The commemorative process is strikingly similar, no matter what the event or site: the overwhelming consensus that an event should be memorialized is followed by debate, sometimes acrimonious, from which the memorial design emerges. On the dedication day, sometimes only a few weeks later, the controversy is forgotten, the design extolled; most accept the monument narrative as “the way things were.” One might say that what is finally built is mostly a marker of the soul-searching process that brought it into being. Inevitably, the monument will fade into the fabric of the landscape and attain the peculiar invisibility of the familiar.
The New Memorial
The 9/11 memorial consists of two massive pools, each an acre in size, which are placed in the twin towers’ footprints. Water cascades down their sides and disappears into a still lower pool. The names of those who died are inscribed in bronze panels that surround the pools and stretch in either direction as far as one can see. The names are stencil-cut, allowing visitors to look through them to the water below, or to run their fingers over each name, one of the most ancient forms of homage. At night, light will shine up through the letters, transforming each name. Matthew Diaz and all of those who died that day will become exceedingly white and shining, like snow, provoking reflection on what is to come.

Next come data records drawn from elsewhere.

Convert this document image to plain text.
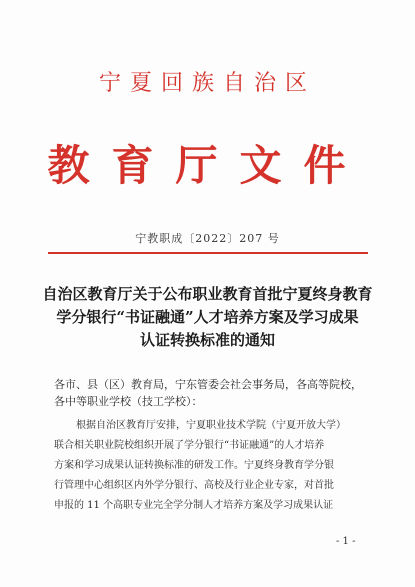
宁夏回族自治区
教育厅文件
宁教职成〔2022〕207 号
自治区教育厅关于公布职业教育首批宁夏终身教育
学分银行“书证融通”人才培养方案及学习成果
认证转换标准的通知
各市、县（区）教育局，宁东管委会社会事务局，各高等院校，
各中等职业学校（技工学校）：
根据自治区教育厅安排，宁夏职业技术学院（宁夏开放大学）
联合相关职业院校组织开展了学分银行“书证融通”的人才培养
方案和学习成果认证转换标准的研发工作。宁夏终身教育学分银
行管理中心组织区内外学分银行、高校及行业企业专家，对首批
申报的 11 个高职专业完全学分制人才培养方案及学习成果认证
- 1 -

While the horizontal name panels locate the victims and those who mourn them within the human collective, the vertical axis—the one stretched between the seemingly bottomless depths of the pools and heaven above—engages our individual, spiritual selves. By placing temporal concerns in a larger, timeless context, memorials remind us that our true nature is not of this world. But it is also not apart from the world.
As we approach the dedication of the permanent memorial in Lower Manhattan, a milestone event that will mark the closing of one chapter and the opening of a new one, it is important to remember those promises we made to ourselves in the autumnal days of 2001: to meet more great people every day, simply by deciding to see their greatness; to treat ourselves and others with kindness and compassion; to stop and consider the beauty of the world; to do those things that frighten us most, whether offering an apology or moving away from habits or habitual situations that keep us stuck; to give thanks, often. The new 9/11 memorial, a massive double baptismal font of sorts, beckons us to immerse ourselves and emerge into a new life.
New Yorkers and those who lost friends and family on that tragic day ten years ago can take comfort in knowing that our city's tragedy has not been forgotten around the world.
On the sixth anniversary of the tragedy at the World Trade Center, a memorial was dedicated in the city of Padua, Italy, to remember the victims of the World Trade Center tragedy. A twisted steel beam from the ruins of the World Trade Center, donated to the Veneto Region by the US State Department, forms the centerpiece of the memorial. The memorial is illuminated normally by white light, with colour and variation introduced in one-hour loops on a number of symbolic dates, naturally including September 11th. Other dates are the 25th and 31st of December, January 1st, April 25th (Italian Liberation Day) and July 4th.
The memorial is called "Memoria e luce" ("Memory and Light"), and was designed by Daniel Liebeskind, whose design was the winning entry in the competition for the design of the new tower now under construction in the plaza.
For security and other purposes, his design has since been changed, but he remains involved in the project.